The multi-faceted pastor also leads the group Fathers United, which each Father’s Day holds a men’s prayer rally on the steps of Pasadena City Hall.

Manning, a compelling speaker, said the key to his mission is to “Lead with Love” and to try to have more genuine and real face-to-face interaction with others.

“I get annoyed with the fact that the right to disagree with each other has taken over common sense,” he said. “Social media contributes to that because with social media, you can keep your distance and speak your mind. I call it having ‘thumb muscles.’ It’s easier to flex the thumb muscles that having a genuine conversation, looking in someone’s eyes and seeing how your words are affecting someone or hurting someone. Social media will eventually drive us back to human interaction. But it’s also a powerful platform to promote a message of love and hope to a world that needs it.”

But for now, Manning is focused on helping to heal the community — in the bigger sense of the word — and he wants people to know that Pasadena Church is open to all.

“Easter Sunday we’re reaching out to everyone in our community,” he said. “We have found  that Eastertime is a time when people are more open to attending church than any other time of the year. We want to invite the entire community.”

Manning said that on Easter Sunday, the grounds of Pasadena Christian School will be transformed into a place for kids, parents and friends to enjoy and celebrate Easter.

“We will celebrate Easter with the music message and pageantry which will be centered around the resurrection and restoration,” he said. “The message I’m preparing is one of grace and hope through God’s love. We have laser-targeted in on restoration and hope.”

Manning said the Easter services will open the door to some important work.

“For the following 10 weeks, we’ll be aiming our programming towards creating opportunities for  different groups impacted by brokenness,” he said.

He said because of personal experience, he and his wife want to open dialogue on grief.

“We want dialogue on grief and dealing with grief,” Manning said. “Especially in the African American community … we’re trained to push grief down.

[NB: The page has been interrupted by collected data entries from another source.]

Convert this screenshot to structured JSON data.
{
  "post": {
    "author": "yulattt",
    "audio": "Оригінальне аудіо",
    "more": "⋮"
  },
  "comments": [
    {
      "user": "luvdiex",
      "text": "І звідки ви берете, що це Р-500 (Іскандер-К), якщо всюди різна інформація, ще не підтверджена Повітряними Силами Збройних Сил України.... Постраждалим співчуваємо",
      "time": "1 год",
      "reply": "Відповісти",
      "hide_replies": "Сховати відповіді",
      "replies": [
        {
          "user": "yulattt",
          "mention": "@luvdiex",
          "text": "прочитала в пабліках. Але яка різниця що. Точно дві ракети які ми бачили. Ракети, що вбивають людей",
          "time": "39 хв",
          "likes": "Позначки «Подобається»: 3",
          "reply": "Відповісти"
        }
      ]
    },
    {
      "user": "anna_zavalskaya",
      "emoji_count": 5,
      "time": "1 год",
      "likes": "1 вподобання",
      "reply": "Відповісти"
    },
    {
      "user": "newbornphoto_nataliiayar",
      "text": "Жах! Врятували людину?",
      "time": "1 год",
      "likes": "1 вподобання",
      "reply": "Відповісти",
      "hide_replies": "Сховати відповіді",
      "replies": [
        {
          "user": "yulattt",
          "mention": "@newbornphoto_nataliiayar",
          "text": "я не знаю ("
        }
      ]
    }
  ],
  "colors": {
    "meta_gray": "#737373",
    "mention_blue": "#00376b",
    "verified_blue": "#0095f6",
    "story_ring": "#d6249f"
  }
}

My wife and I will teach this. We lost our 14-year-old daughter. We have learned, and we have found moments of joy and hope even in the midst of walking through the darkest times in our lives.”

“We call it the ministry of presence,” he said. “People are concerned with ‘What do you say to someone who has lost someone.’ But it’s the fact that you’re there. The message is how to care about everybody.”

The Mannings lost their 14-year-old daughter to a rare heart condition that caused her sudden death.

“It is our desire to change the tragic outcomes that are connected to families not being together, whole and healthy. We believe that this level of healing and restoration will take the entire village to accomplish.”

“In a nutshell, we are making ‘Restoration’ the theme of our Easter Services, inviting our entire community to come end the brokenness and begin the journey towards wholeness,” Manning said. “As you know Easter is a time when many in our community are open to attending religious services and open to hearing and receiving messages of hope.”

Manning said he also wants to work with the Pasadena Police Department and civic and religious leaders to develop a covenant that will be honored in the streets and in the homes.

In the summer, Manning plans to “ignite the greatness that is resident in all of our children and youth,” with a program called Heroes Academy. “We will have times of learning and exposure to the success stories and people living among us, as well as plan times of fun, centered around leadership and team building.”